Para um dos estrategistas de Marina, o maior risco à candidatura nessa reta final, mais do que a artilharia dos adversários, é interno. “Não podemos cometer mais erros”, resumiu. Marina ingressou no PSB em outubro do ano passado, após ver naufragar seu projeto de criar um novo partido, a Rede Sustentabilidade.

Além disso, há uma grande aposta entre os assessores mais próximos de Marina no programa de governo. Quanto mais debates e mais discussões ela conseguir pautar com base no seu programa, mais o eleitorado que deseja mudanças, cerca de 70 por cento segundo as pesquisas, se reunirá em torno da candidata.

“Esse sentimento de mudança é muito forte e as pessoas veem na Marina a representante dessa mudança”, disse Albuquerque.

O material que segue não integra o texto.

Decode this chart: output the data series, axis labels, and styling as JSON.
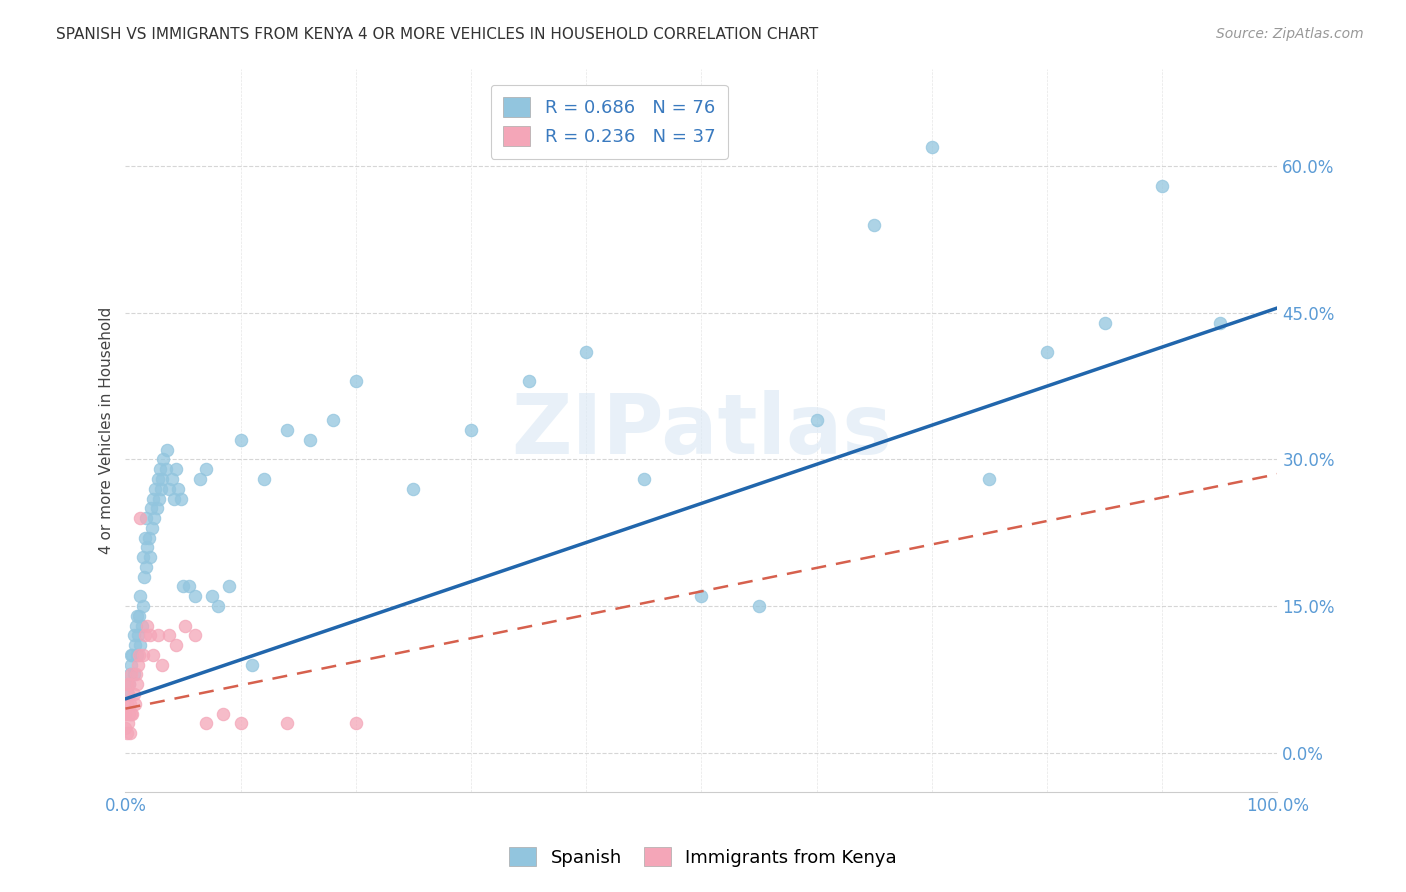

ATAQUES E RISCO DE “VITIMIZAÇÃO”

Mas além de cuidar dos seus, a candidata terá que enfrentar uma dura batalha nessa reta final da campanha, com desqualificações políticas e pessoais que farão parte do arsenal dos seus adversários.

Marina decidiu não partir para o contra-ataque e continuará sua toada propositiva, mas responderá às críticas para que o eleitorado não acredite em tudo que petistas e tucanos disserem.

“Nós achamos que isso são firulas da campanha, esforços de desqualificação sem substância, sem conteúdo. Às vezes, manifestações de enorme preocupação (dos adversários) pelo crescimento dela (nas pesquisas)”, disse à Reuters o coordenador da campanha, Walter Feldman.

Há uma preocupação forte na campanha com o uso das redes sociais para espalhar boatos e acusações contra Marina. Nesse caso, segundo Albuquerque, será usado o programa de TV para alertar o eleitorado contra os ataques, pedindo que acesse os canais oficiais da campanha. Marina tem apenas 2 minutos e 3 segundos de tempo na TV, enquanto Dilma conta com 11 minutos e 24 segundos e Aécio, 4 minutos e 35 segundos.

Um dos estrategistas da campanha afirmou que não será montada uma estratégia oficial específica para enfrentar a campanha negativa na Internet.

Já está definido também que quando for para subir o tom contra um adversários os aliados entrarão em campo. Foi assim quando o programa de TV do PT comparou Marina aos ex-presidentes Fernando Collor de Mello e Jânio Quadros, que não concluíram seus mandatos e, de acordo com a campanha petista, representavam o “partido do eu sozinho”.

A própria Marina foi a primeira a responder a esses ataques, durante uma sabatina a um jornal em São Paulo, lembrando a inexperiência eleitoral de Dilma há quatro anos. [nL1N0R327H]

Mas as respostas duras e pesadas vieram de Albuquerque e o presidente do PPS, Roberto Freire, acusando o PT de “golpismo”. [nL1N0R401T]

Na campanha de Marina também há uma convicção de que os ataques dos adversários podem inclusive ajudá-la. PT e PSDB realmente têm preocupações nesse sentido, porque acreditam que vitimizá-la pode tornar seu eleitorado mais consolidado.

Albuquerque nega que a campanha aposte numa estratégia de vitimização da candidata para se beneficiar dos ataques.

“Não é vitimização. O que acontece é que as pessoas estão cansadas disso, desse jogo de desqualificações, de ataques”, afirmou o candidato a vice.

“Se a baixaria crescer, o presente para quem está atacando pode ser a fatura ser liquidada antes do segundo turno”, acrescentou Albuquerque.